Vaccination rates are often poor before incarceration.

Correctional medicine is a major opportunity for preventive infectious disease care.


Important vaccines

Know:

  • hepatitis A
  • hepatitis B
  • influenza
  • COVID
  • Tdap
  • pneumococcal vaccines
  • HPV basics

High-yield correctional populations

Especially important in:

  • smokers
  • chronic liver disease
  • HIV
  • diabetes
  • homelessness
  • substance use disorders

Women Entering Corrections: Key Infectious Disease Themes

Prior IV drug use

Raises risk for:

  • hepatitis C
  • HIV
  • endocarditis
  • skin infections

Unstable healthcare access

Many patients:

  • lost follow-up
  • never completed treatment
  • never received vaccinations

Untreated hepatitis C

Extremely common.

Many women:

  • know they have it
  • were never treated
  • fear stigma

High STI prevalence

Especially among patients with:

  • trauma histories
  • survival sex work
  • substance use disorders

Use nonjudgmental communication.


What You Need to Know as a Correctional GP

You do not need advanced infectious disease specialization.

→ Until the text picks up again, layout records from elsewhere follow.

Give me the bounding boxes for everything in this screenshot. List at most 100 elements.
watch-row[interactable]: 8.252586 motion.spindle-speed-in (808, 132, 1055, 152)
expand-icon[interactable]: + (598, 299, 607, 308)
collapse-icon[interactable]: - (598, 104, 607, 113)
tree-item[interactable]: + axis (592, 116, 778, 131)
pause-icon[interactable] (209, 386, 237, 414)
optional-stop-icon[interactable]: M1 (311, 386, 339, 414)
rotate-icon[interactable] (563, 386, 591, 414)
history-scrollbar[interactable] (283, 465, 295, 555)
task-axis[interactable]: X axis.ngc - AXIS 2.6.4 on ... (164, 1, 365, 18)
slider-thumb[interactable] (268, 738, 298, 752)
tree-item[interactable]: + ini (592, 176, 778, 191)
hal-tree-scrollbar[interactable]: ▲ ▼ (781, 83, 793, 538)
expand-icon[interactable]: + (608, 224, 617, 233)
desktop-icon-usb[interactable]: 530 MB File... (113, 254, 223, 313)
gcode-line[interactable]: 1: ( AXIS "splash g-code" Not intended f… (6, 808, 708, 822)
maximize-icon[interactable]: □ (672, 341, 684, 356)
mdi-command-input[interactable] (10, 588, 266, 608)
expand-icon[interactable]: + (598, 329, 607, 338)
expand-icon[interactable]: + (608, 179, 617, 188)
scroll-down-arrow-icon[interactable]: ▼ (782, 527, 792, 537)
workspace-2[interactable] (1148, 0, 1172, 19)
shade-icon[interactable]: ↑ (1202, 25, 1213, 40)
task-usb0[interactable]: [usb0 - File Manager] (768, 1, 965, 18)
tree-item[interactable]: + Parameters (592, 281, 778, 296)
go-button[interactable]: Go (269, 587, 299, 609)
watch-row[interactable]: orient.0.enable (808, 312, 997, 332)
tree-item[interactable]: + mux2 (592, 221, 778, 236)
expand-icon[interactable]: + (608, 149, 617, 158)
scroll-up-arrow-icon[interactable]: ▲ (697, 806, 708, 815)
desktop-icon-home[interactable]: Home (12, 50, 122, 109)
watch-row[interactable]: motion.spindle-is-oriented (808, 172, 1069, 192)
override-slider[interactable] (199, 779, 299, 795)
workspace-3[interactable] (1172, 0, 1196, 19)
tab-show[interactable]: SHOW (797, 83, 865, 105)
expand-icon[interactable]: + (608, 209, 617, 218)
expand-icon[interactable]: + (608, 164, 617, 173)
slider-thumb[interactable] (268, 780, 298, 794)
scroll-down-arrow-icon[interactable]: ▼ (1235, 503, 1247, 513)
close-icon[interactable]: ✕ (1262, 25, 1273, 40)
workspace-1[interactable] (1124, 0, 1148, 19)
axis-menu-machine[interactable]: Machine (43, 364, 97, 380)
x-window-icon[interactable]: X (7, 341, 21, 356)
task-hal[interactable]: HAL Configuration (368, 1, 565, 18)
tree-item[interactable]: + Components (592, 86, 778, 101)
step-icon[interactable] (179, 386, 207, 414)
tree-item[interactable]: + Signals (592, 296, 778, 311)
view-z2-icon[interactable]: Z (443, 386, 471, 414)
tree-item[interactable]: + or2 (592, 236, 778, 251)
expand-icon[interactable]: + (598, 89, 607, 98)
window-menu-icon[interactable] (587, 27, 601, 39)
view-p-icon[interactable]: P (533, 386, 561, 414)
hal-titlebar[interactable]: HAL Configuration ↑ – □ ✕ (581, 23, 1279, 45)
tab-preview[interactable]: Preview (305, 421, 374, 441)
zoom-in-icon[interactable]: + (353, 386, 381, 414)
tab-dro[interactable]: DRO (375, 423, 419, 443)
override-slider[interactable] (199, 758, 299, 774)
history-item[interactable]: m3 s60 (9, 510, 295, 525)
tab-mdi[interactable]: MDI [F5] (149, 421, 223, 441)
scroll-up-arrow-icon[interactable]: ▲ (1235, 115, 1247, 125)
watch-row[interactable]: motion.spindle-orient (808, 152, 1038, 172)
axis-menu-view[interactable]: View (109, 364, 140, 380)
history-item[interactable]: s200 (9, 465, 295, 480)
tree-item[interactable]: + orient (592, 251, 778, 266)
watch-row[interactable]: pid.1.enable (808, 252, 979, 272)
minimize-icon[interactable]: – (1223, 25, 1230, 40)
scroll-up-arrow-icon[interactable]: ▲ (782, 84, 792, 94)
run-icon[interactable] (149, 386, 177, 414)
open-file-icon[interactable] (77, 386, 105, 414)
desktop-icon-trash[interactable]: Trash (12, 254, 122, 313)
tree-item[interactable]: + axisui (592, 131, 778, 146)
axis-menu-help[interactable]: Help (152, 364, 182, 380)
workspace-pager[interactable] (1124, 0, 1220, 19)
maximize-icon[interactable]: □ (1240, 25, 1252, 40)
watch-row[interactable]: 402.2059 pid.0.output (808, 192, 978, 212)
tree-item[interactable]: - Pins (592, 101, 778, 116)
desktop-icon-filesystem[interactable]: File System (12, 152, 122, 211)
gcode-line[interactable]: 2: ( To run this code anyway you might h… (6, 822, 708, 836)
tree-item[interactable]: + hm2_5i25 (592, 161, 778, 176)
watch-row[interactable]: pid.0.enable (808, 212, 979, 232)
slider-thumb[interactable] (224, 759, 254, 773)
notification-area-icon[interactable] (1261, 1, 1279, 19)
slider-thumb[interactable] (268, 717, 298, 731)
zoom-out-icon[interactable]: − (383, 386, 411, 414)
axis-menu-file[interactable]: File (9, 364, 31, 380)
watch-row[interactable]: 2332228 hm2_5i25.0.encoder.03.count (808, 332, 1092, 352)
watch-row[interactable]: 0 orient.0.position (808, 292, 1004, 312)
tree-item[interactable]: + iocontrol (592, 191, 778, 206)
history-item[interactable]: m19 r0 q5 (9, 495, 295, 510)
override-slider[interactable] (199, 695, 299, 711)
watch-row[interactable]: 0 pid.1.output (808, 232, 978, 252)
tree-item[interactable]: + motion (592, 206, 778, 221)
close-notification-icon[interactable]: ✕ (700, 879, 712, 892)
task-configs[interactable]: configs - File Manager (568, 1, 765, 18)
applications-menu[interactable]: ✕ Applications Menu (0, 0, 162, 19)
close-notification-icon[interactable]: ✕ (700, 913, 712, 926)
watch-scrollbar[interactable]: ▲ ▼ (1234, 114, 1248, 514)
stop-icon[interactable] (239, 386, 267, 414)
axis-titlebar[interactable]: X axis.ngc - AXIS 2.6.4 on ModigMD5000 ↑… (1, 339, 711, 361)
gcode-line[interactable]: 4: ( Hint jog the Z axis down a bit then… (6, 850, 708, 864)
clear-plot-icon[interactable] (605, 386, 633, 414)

But you absolutely must know:

  • how to recognize dangerous infections
  • when isolation is needed
  • outbreak basics
  • common antibiotics
  • screening protocols
  • vaccination catch-up
  • when urgent transfer is necessary

Infectious Disease Emergencies You Cannot Miss

Escalate urgently for:

  • sepsis
  • meningitis
  • necrotizing infection
  • active TB concern
  • severe pneumonia
  • endocarditis suspicion
  • altered mental status
  • rapidly spreading cellulitis
  • hypoxia
  • severe dehydration

The Core Correctional Infectious Disease Mindset

The best correctional physicians:

  • think about public health
  • recognize outbreaks early
  • avoid dismissing symptoms
  • understand addiction overlap
  • document carefully
  • use universal precautions consistently
  • treat patients without stigma

A huge amount of correctional infectious disease care involves identifying conditions that were ignored, untreated, or interrupted long before incarceration.